Staff worked through the ITC Guide on Mainstreaming Environment into Aid for Trade (http://www.intracen.org/news/Environmental-Mainstreaming---A-Guide-for-Project-Managers/) as a means to share lessons learnt between staff from the Enhanced Integrated Framework (EIF – www.enhancedif.org) and the Standards and Trade Development Facility (STDF – http://www.standardsfacility.org/).

 

Environmental issues, in particular climate change, present a wide‑ranging set of risks to farmers in developing countries, including extreme weather events, lost productivity and increased incidence of pests and diseases.
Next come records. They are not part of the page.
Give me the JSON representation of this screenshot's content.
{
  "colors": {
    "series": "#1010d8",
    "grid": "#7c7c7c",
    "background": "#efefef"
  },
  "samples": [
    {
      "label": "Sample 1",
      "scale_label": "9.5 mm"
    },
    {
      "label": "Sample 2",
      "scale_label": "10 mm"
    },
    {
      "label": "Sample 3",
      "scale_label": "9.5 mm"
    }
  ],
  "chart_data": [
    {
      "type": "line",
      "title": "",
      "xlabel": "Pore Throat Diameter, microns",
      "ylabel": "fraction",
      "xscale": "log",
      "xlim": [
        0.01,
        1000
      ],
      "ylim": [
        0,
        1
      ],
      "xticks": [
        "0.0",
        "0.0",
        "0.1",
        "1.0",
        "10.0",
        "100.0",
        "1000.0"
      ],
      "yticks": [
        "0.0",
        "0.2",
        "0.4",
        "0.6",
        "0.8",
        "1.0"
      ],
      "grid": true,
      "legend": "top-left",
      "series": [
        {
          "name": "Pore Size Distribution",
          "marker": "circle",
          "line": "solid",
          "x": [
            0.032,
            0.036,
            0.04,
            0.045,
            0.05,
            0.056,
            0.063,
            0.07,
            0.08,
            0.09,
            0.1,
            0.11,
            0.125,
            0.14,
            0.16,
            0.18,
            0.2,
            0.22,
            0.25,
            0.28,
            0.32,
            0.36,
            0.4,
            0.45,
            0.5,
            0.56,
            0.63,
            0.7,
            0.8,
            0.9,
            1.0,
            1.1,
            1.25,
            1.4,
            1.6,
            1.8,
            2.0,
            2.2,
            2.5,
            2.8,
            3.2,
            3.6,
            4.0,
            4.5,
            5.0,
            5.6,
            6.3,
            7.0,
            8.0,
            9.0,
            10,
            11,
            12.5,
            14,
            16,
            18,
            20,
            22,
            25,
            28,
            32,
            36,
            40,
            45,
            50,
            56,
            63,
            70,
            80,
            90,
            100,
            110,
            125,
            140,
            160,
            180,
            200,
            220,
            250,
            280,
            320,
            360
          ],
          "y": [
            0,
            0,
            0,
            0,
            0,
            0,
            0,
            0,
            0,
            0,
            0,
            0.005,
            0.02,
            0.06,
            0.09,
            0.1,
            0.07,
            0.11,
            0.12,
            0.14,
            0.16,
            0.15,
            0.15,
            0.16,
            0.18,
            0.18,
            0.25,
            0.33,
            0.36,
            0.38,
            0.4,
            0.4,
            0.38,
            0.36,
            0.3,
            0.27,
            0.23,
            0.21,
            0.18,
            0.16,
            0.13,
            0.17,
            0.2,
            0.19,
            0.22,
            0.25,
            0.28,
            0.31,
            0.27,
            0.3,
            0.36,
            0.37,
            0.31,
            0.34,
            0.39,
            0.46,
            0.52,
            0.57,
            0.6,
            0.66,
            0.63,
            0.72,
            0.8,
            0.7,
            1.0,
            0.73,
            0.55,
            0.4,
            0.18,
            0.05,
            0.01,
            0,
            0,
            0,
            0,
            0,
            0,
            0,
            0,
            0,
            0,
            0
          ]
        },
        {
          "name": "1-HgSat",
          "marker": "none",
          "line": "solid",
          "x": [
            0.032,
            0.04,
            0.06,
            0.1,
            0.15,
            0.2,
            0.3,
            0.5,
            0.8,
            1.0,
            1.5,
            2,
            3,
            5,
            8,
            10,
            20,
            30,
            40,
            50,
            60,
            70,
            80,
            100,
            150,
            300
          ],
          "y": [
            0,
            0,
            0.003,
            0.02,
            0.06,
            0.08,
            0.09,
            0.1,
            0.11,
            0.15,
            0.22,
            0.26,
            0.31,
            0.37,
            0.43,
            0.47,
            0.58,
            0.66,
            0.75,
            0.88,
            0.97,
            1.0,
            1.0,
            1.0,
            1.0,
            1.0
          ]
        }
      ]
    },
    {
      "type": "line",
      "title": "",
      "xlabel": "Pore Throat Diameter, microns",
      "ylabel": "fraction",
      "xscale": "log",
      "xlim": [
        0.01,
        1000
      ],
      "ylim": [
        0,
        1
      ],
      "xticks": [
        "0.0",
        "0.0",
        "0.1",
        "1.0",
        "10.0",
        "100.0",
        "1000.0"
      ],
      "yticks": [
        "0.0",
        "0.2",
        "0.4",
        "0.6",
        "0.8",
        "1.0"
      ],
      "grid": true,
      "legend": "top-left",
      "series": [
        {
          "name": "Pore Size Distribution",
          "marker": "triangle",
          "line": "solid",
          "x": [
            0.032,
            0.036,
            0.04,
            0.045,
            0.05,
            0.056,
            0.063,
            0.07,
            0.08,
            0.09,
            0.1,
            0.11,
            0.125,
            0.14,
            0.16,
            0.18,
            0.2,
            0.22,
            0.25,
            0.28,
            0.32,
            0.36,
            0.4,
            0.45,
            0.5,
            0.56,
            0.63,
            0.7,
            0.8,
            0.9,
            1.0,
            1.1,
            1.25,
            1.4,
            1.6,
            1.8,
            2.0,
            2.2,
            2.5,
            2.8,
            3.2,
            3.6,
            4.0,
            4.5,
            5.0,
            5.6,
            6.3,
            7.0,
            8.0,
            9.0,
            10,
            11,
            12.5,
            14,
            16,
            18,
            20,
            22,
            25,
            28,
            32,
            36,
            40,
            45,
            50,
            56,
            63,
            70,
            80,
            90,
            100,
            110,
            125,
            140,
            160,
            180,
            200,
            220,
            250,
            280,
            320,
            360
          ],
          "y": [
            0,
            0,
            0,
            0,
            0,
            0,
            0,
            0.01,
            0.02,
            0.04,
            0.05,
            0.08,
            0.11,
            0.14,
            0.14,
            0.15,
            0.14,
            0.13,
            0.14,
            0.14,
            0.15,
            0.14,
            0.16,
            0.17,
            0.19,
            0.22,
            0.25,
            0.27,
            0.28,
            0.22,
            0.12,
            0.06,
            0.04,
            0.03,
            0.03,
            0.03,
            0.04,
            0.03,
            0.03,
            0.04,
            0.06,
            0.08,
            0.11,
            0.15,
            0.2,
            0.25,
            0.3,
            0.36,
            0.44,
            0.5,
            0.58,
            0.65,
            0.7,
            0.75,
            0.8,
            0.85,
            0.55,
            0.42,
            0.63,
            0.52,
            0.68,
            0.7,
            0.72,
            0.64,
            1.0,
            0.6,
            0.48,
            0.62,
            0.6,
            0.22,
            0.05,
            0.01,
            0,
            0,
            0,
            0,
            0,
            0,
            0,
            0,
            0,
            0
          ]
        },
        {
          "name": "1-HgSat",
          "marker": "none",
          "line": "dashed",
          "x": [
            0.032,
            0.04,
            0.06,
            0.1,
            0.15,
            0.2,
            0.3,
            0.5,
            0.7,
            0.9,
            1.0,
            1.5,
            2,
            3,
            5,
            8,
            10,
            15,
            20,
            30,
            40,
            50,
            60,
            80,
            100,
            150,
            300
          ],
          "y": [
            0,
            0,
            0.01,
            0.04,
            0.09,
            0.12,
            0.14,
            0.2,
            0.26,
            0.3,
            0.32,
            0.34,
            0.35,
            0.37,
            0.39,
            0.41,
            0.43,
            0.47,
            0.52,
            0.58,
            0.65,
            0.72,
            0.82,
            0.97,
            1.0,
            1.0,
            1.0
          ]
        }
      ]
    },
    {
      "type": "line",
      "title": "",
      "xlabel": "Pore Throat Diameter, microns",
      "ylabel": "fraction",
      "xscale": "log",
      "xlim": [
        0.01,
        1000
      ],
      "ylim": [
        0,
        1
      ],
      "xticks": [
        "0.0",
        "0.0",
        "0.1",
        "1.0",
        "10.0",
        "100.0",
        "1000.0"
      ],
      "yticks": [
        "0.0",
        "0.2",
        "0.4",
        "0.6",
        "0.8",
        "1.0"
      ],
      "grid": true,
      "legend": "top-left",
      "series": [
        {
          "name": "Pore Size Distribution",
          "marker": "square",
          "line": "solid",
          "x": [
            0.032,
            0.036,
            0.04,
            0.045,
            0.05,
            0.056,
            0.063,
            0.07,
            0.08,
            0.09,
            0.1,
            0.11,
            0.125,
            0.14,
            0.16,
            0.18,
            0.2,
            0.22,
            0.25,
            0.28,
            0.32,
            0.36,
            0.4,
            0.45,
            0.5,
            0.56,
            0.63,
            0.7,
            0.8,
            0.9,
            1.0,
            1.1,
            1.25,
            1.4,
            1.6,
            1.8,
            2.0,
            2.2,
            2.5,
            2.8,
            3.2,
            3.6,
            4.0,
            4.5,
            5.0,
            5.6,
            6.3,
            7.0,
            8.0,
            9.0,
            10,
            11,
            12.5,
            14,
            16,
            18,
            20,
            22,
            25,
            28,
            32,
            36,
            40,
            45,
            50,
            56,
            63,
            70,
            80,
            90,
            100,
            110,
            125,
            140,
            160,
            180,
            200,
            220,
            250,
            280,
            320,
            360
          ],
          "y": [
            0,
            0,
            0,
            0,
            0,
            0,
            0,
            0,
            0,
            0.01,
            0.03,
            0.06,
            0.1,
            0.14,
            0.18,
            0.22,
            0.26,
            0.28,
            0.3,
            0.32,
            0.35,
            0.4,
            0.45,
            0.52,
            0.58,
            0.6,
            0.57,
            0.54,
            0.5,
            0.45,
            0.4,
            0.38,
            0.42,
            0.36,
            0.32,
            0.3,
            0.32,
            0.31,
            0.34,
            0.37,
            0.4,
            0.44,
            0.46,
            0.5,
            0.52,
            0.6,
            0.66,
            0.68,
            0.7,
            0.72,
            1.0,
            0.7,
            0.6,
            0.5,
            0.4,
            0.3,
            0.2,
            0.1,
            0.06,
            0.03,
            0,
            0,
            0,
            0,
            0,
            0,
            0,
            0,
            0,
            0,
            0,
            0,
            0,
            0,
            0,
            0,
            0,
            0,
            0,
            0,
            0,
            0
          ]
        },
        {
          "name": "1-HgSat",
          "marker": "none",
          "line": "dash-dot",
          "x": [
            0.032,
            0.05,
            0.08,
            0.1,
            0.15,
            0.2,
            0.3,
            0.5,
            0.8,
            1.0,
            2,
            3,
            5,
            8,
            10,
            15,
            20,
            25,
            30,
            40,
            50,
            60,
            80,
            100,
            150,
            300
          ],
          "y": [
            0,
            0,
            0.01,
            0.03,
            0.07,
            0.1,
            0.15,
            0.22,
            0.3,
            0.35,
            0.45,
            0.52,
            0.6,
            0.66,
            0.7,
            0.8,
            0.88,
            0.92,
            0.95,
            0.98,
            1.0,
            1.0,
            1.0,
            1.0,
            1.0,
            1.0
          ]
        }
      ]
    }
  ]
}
Climate change is one of several global change factors that are contributing to increased and new food safety, animal and plant risks, as STDF work in this area illustrates (http://www.standardsfacility.org/climate-change).

 

With the majority of AfT programming focused on agriculture and natural resource value chains, project sustainability is strongly linked to 'climate-proofing'.

 

The working group followed the four‑step process in the ITC Guide and analyzed logframes in the agricultural and tourism sectors in order to assess both environment risks and mitigation actions. The group identified risks in the export fruit sector in East Africa, which included misuse of pesticides, land clearance for plantations and over-extraction of water. Possible mitigation actions were recognized, such as training on good agricultural practice, ensuring coherence with local planning and promoting drip irrigation technologies.

 

The methodology also includes an assessment of opportunities to create value from certified product markets, reducing energy use and recycling waste through composting and improved water management. These actions contribute to competitiveness of the cooperatives and enterprises with whom the AfT programmes are working.

 

"Mainstreaming environment into Aid for Trade improves both environmental outcomes and the competitiveness of the private sector in developing countries," said Mr Alexander Kasterine, Senior Advisor for the ITC Trade for Sustainable Development Programme, who presented the Guide to WTO staff.

 

"Environment is one of the three major cross-cutting issues that the EIF is focusing on during the second phase of the programme. With respect to the environment, we aim to do this in three main ways, firstly through the design of EIF projects, secondly in the analytical work undertaken through the Diagnostic Trade Integration Studies, the DTIS, and thirdly by leveraging finance related to the environment and climate change," said Mr Ratnakar Adhikari, Executive Director of the Executive Secretariat for the EIF.

 

Mr Adhikari also mentioned that mainstreaming environment helps the EIF Countries to optimize the use of scarce resources and find new export opportunities besides leveraging resources.